Significant inverse associations have been reported between the intake of wholegrain foods and body weight, weight gain and indicators of adiposity; however, most of the evidence is from observational studies carried out in adult populations(Reference Sahyoun, Jacques and Zhang11–Reference van de Vijver, van den Bosch and van den Brandt20). It has been hypothesized that whole grains may potentially influence weight through possible effects on hormonal factors, satiety, and/or digestion and absorption of carbohydrates(Reference Koh-Banerjee and Rimm21–Reference Slavin, Martini and Jacobs24). The Dietary Guidelines for Americans 2005 and 2010 include whole grains as one of the food groups to encourage in all age groups and recommends that children consume at least half of their daily servings of grain products as whole grains(25, 26). However, most cereal grain products consumed in the USA are refined and hence lower in fibre, vitamins, minerals and phytochemicals, among other nutrients, compared with wholegrain foods(Reference Putnam, Allshouse and Kantor27).
Evidence on the association between whole grain intake and body weight is limited in paediatric populations, even though grain foods are widely consumed by children(Reference Newby28). The objective of the present study was to examine the association between whole grain intake and BMI Z-score and prevalence and risk of overweight and obesity in rural children attending 3rd–6th grade who participated in the CHANGE study.

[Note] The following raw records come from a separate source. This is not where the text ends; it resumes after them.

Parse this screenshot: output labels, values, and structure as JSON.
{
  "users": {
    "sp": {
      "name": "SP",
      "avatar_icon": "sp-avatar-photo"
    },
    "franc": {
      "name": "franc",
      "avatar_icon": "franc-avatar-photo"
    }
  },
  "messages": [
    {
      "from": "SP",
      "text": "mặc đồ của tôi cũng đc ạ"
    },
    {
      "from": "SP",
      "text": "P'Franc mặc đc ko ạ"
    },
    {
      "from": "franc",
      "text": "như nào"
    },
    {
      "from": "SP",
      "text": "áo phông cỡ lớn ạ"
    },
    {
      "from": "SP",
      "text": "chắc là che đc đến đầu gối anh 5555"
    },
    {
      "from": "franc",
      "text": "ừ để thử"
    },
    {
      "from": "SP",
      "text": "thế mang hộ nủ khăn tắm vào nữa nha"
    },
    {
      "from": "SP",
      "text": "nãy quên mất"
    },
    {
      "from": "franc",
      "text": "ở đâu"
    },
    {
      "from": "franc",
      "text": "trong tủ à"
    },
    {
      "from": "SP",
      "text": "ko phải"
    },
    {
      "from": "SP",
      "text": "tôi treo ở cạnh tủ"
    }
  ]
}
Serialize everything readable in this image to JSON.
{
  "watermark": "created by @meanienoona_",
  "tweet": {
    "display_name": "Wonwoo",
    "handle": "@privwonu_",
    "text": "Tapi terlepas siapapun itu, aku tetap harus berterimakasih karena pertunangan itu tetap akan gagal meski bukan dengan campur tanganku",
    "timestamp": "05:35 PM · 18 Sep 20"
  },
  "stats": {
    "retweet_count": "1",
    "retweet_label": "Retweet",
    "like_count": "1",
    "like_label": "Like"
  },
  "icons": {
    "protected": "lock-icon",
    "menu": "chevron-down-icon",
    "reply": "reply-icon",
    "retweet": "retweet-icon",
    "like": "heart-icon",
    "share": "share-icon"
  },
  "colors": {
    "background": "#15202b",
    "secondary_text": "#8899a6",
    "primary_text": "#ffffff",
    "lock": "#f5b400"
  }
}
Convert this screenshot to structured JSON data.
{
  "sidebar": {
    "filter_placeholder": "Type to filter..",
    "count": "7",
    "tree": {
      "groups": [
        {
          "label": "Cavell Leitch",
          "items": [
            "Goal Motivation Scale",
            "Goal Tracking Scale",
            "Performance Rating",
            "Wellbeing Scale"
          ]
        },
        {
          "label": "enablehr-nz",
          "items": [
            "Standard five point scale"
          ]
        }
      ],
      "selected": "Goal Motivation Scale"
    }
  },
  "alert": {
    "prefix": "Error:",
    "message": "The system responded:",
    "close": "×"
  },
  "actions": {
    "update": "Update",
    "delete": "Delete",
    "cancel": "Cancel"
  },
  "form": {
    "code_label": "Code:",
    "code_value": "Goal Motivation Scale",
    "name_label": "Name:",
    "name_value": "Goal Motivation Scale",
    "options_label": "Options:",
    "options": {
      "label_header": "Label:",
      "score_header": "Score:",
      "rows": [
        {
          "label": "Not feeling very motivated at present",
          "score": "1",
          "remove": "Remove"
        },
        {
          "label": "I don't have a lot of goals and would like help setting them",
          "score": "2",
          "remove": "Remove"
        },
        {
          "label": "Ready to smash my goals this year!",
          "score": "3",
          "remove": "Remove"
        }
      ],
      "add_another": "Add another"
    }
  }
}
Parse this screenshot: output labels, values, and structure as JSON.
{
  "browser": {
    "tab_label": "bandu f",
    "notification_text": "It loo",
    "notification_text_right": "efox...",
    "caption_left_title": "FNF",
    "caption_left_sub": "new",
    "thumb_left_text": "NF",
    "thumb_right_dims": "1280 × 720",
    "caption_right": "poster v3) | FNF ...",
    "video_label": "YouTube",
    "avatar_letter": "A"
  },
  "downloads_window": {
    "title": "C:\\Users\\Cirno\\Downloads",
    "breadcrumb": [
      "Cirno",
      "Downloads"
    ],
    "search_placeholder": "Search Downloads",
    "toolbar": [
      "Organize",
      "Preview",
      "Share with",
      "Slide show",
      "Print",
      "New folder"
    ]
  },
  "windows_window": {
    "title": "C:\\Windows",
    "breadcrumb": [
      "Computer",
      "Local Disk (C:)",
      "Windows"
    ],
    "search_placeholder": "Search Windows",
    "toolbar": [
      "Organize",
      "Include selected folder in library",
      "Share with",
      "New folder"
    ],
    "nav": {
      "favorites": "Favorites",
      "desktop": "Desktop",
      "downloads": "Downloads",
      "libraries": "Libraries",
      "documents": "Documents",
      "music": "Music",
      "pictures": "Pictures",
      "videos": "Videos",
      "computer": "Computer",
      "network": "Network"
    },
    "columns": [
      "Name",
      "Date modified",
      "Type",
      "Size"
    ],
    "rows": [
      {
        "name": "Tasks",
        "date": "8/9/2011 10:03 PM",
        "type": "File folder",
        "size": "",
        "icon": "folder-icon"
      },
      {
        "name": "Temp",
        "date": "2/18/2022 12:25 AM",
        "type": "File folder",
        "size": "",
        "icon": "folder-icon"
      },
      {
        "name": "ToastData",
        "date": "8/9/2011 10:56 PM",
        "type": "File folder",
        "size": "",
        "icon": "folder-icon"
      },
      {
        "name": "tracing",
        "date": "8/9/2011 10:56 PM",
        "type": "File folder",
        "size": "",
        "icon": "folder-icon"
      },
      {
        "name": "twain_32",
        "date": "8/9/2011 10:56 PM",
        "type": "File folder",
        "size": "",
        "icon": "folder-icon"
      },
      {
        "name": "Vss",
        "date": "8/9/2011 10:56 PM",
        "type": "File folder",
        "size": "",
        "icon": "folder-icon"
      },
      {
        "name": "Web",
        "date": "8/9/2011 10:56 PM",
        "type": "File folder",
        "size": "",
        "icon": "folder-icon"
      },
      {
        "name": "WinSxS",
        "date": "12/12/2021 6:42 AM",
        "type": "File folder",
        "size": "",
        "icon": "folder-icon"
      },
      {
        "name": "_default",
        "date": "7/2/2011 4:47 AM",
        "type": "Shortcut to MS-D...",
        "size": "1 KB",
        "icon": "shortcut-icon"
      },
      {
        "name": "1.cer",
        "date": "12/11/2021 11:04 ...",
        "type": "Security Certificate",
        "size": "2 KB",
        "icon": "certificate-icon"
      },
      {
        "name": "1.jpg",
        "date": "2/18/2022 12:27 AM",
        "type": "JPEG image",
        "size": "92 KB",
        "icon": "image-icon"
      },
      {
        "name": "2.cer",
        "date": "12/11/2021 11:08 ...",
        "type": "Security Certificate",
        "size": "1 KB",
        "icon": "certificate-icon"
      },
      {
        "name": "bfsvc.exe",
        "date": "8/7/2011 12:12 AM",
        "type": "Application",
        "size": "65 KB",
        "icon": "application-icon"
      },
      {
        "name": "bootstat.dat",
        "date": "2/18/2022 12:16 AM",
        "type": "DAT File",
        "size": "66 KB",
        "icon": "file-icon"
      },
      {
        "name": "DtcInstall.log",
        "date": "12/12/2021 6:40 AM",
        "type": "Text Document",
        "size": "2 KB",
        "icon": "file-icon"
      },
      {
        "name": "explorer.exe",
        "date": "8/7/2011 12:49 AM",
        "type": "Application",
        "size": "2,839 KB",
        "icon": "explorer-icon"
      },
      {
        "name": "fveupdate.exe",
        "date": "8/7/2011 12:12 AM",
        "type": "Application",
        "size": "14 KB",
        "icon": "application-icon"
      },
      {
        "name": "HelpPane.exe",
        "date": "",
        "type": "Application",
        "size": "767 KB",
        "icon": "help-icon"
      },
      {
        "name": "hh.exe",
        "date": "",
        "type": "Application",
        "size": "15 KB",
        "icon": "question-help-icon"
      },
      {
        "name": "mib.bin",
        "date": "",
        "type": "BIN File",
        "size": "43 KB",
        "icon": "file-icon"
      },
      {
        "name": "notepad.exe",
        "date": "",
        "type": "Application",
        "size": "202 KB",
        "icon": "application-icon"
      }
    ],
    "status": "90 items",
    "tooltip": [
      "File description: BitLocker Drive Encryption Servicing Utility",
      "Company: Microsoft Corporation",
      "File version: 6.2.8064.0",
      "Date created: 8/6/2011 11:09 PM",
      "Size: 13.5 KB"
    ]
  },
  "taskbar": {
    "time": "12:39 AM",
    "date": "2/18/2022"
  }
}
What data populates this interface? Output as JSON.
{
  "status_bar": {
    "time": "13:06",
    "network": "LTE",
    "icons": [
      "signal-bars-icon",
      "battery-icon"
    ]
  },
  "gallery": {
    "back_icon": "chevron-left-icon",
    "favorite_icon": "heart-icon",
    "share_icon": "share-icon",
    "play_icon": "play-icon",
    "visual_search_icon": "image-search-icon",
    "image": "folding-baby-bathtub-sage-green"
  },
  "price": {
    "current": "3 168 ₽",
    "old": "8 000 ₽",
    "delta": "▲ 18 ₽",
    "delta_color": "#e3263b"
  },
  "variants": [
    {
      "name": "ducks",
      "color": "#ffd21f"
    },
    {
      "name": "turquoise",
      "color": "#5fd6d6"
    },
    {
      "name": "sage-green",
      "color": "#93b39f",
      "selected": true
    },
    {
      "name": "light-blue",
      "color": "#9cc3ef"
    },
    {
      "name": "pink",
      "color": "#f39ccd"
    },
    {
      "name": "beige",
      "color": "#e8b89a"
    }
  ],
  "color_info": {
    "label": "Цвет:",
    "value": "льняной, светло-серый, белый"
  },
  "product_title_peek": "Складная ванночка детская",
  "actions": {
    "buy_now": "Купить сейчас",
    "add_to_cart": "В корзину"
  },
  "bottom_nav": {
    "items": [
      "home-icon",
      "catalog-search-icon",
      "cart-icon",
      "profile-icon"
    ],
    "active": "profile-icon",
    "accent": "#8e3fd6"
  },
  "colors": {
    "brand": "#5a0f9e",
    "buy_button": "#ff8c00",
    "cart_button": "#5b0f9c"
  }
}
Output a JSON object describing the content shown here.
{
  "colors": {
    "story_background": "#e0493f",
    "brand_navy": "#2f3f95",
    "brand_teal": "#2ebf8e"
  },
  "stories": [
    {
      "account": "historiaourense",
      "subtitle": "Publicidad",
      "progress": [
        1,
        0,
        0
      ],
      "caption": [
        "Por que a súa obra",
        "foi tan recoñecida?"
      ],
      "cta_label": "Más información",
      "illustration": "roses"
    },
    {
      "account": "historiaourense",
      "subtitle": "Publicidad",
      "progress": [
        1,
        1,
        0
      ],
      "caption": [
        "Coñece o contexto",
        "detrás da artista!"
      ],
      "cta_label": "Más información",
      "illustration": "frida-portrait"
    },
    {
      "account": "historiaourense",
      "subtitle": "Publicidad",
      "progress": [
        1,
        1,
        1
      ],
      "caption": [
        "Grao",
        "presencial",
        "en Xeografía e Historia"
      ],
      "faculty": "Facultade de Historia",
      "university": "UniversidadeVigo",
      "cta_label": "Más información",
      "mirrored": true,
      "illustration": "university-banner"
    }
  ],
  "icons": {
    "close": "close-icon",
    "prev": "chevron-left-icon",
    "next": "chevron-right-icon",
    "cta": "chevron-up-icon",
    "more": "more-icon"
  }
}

Study design and participants
In 2005, Save the Children created the CHANGE (Creating Healthy, Active and Nurturing Growing-up Environments) Program with the objective of reducing unhealthy weight gain in school-aged children in rural America. To evaluate their efforts, a partnership between Save the Children and the Friedman School of Nutrition Science and Policy at Tufts University was formed and a randomized, controlled, community-based research study was conducted. The CHANGE I study recruited twenty-two randomly selected after-school programmes and the CHANGE II study recruited eight randomly selected elementary schools from rural communities in California, Kentucky, Mississippi and South Carolina. The CHANGE study was designed to (i) adapt, replicate and evaluate the Shape Up Somerville model, a multi-faceted environmental change intervention that used a community-based participatory research approach to address unhealthy weight gain among school-aged children living in an urban setting, and (ii) compare the CHANGE II multi-faceted intervention with the CHANGE I after-school intervention model(Reference Economos, Hyatt and Goldberg29).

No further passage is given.